My assessment is quite different: the gCam photos are not just brighter, they’re passable HDR photos, while the stock app, which was set to “auto HDR”, failed rather miserably.

For me the first and last shots are far too dark with the stock app. These two were taken in difficult lighting conditions as this is where the stock app has the biggest problems. In the first picture this leads to the clouds being visible, true, but this seems to me to be a small and unimportant detail compared to the rest of the image. Far too much is essentially just black. The same is true for the last shot. In general, in these two cases the gCam photo much better reflects what I saw when I was there.
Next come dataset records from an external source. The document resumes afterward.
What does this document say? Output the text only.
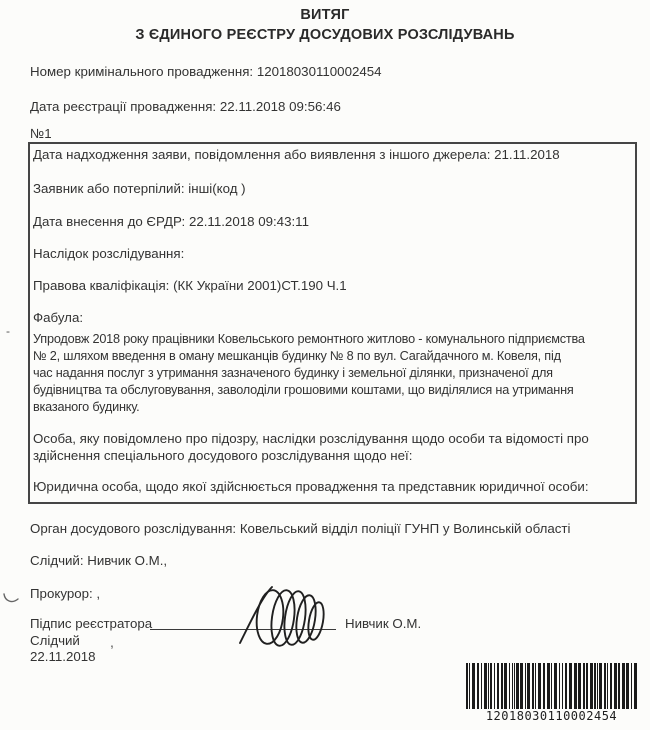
ВИТЯГ
З ЄДИНОГО РЕЄСТРУ ДОСУДОВИХ РОЗСЛІДУВАНЬ
Номер кримінального провадження: 12018030110002454
Дата реєстрації провадження: 22.11.2018 09:56:46
№1
Дата надходження заяви, повідомлення або виявлення з іншого джерела: 21.11.2018
Заявник або потерпілий: інші(код )
Дата внесення до ЄРДР: 22.11.2018 09:43:11
Наслідок розслідування:
Правова кваліфікація: (КК України 2001)СТ.190 Ч.1
Фабула:
Упродовж 2018 року працівники Ковельського ремонтного житлово - комунального підприємства
№ 2, шляхом введення в оману мешканців будинку № 8 по вул. Сагайдачного м. Ковеля, під
час надання послуг з утримання зазначеного будинку і земельної ділянки, призначеної для
будівництва та обслуговування, заволоділи грошовими коштами, що виділялися на утримання
вказаного будинку.
Особа, яку повідомлено про підозру, наслідки розслідування щодо особи та відомості про
здійснення спеціального досудового розслідування щодо неї:
Юридична особа, щодо якої здійснюється провадження та представник юридичної особи:
Орган досудового розслідування: Ковельський відділ поліції ГУНП у Волинській області
Слідчий: Нивчик О.М.,
Прокурор: ,
Підпис реєстратора	Нивчик О.М.
Слідчий
22.11.2018
12018030110002454
-
,
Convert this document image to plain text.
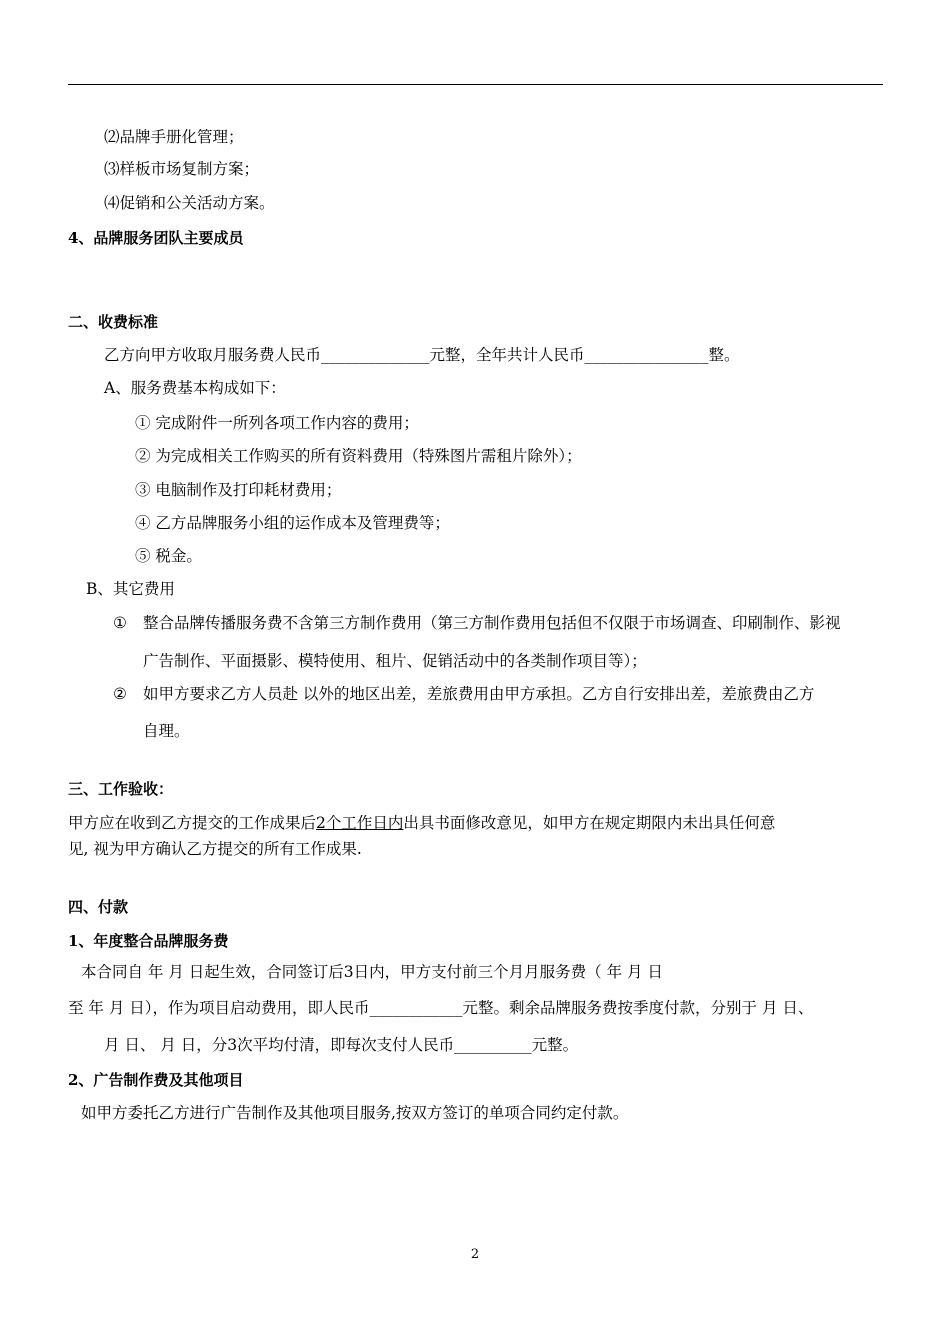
⑵品牌手册化管理；
⑶样板市场复制方案；
⑷促销和公关活动方案。
4、品牌服务团队主要成员
二、收费标准
乙方向甲方收取月服务费人民币______________元整，全年共计人民币________________整。
A、服务费基本构成如下：
① 完成附件一所列各项工作内容的费用；
② 为完成相关工作购买的所有资料费用（特殊图片需租片除外）；
③ 电脑制作及打印耗材费用；
④ 乙方品牌服务小组的运作成本及管理费等；
⑤ 税金。
B、其它费用
① 整合品牌传播服务费不含第三方制作费用（第三方制作费用包括但不仅限于市场调查、印刷制作、影视
广告制作、平面摄影、模特使用、租片、促销活动中的各类制作项目等）；
② 如甲方要求乙方人员赴 以外的地区出差，差旅费用由甲方承担。乙方自行安排出差，差旅费由乙方
自理。
三、工作验收：
甲方应在收到乙方提交的工作成果后2个工作日内出具书面修改意见，如甲方在规定期限内未出具任何意
见, 视为甲方确认乙方提交的所有工作成果.
四、付款
1、年度整合品牌服务费
本合同自 年 月 日起生效，合同签订后3日内，甲方支付前三个月月服务费（ 年 月 日
至 年 月 日），作为项目启动费用，即人民币____________元整。剩余品牌服务费按季度付款，分别于 月 日、
月 日、 月 日，分3次平均付清，即每次支付人民币__________元整。
2、广告制作费及其他项目
如甲方委托乙方进行广告制作及其他项目服务,按双方签订的单项合同约定付款。
2
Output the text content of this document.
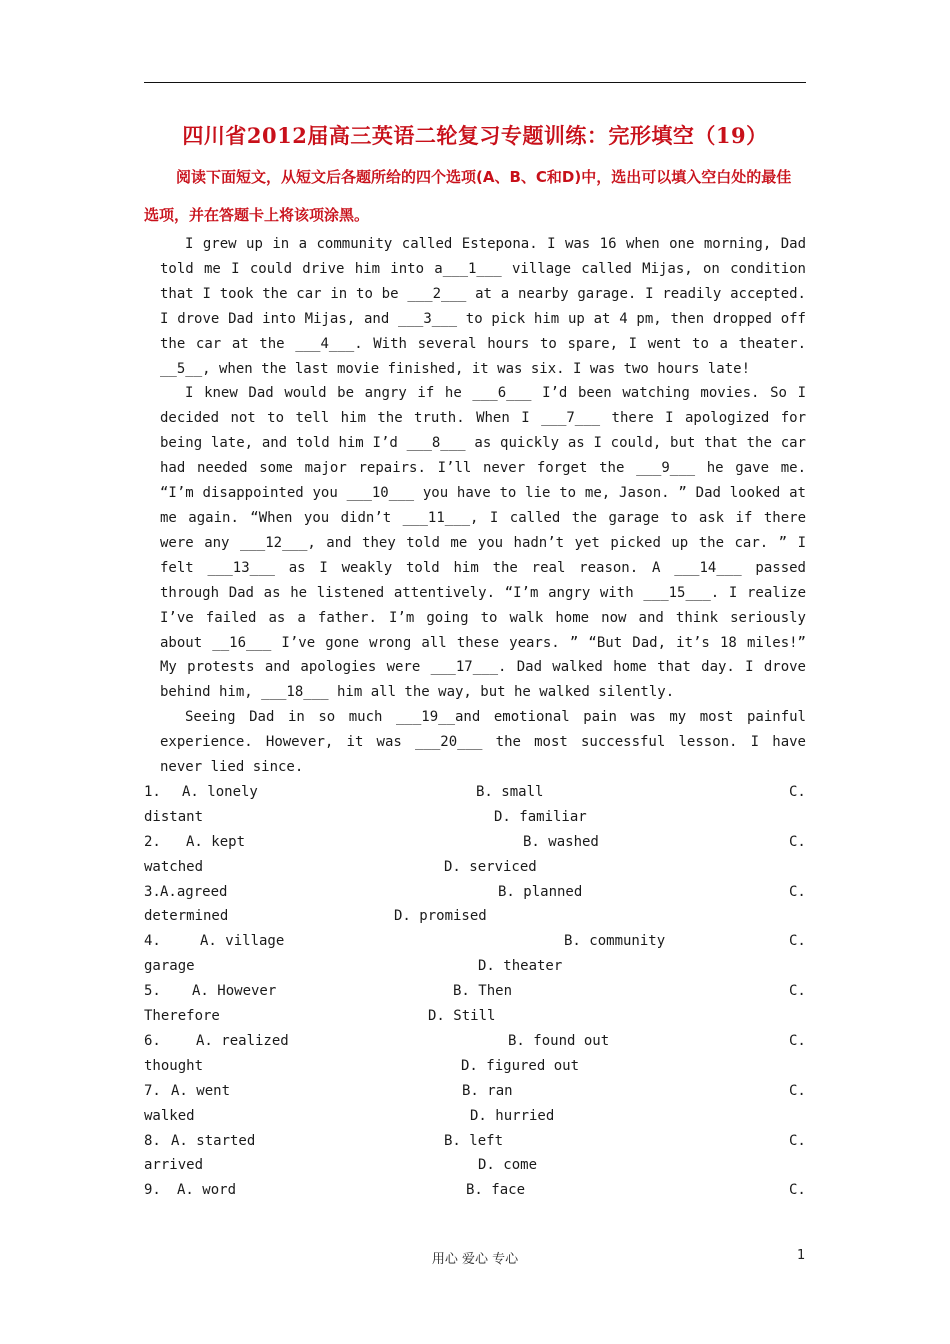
四川省2012届高三英语二轮复习专题训练：完形填空（19）
阅读下面短文，从短文后各题所给的四个选项(A、B、C和D)中，选出可以填入空白处的最佳选项，并在答题卡上将该项涂黑。

I grew up in a community called Estepona. I was 16 when one morning, Dad told me I could drive him into a___1___ village called Mijas, on condition that I took the car in to be ___2___ at a nearby garage. I readily accepted. I drove Dad into Mijas, and ___3___ to pick him up at 4 pm, then dropped off the car at the ___4___. With several hours to spare, I went to a theater. __5__, when the last movie finished, it was six. I was two hours late!

I knew Dad would be angry if he ___6___ I’d been watching movies. So I decided not to tell him the truth. When I ___7___ there I apologized for being late, and told him I’d ___8___ as quickly as I could, but that the car had needed some major repairs. I’ll never forget the ___9___ he gave me. “I’m disappointed you ___10___ you have to lie to me, Jason. ” Dad looked at me again. “When you didn’t ___11___, I called the garage to ask if there were any ___12___, and they told me you hadn’t yet picked up the car. ” I felt ___13___ as I weakly told him the real reason. A ___14___ passed through Dad as he listened attentively. “I’m angry with ___15___. I realize I’ve failed as a father. I’m going to walk home now and think seriously about __16___ I’ve gone wrong all these years. ” “But Dad, it’s 18 miles!” My protests and apologies were ___17___. Dad walked home that day. I drove behind him, ___18___ him all the way, but he walked silently.

Seeing Dad in so much ___19__and emotional pain was my most painful experience. However, it was ___20___ the most successful lesson. I have never lied since.

1. A. lonely	B. small	C.
distant	D. familiar
2. A. kept	B. washed	C.
watched	D. serviced
3. A.agreed	B. planned	C.
determined	D. promised
4.	A. village	B. community	C.
garage	D. theater
5. A. However	B. Then	C.
Therefore	D. Still
6.	A. realized	B. found out	C.
thought	D. figured out
7. A. went	B. ran	C.
walked	D. hurried
8. A. started	B. left	C.
arrived	D. come
9. A. word	B. face	C.
用心 爱心 专心	1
In the second shot the difference is less big, but in the gCam version the colours are closer to my real-life impression, there are no dark areas where the details vanish, and there is less noise overall.

Finally, the stock app tends to produce HDR artifacts. You can see them very clearly in the last image around the overhead lines (maybe zoom in a bit).

Yes I see the distortion around the overhead lines.

Google Cam works fantastic with low light, in darkness, in night. Apart from that, its nothing fancy.

Open Camera requires some configuration in general.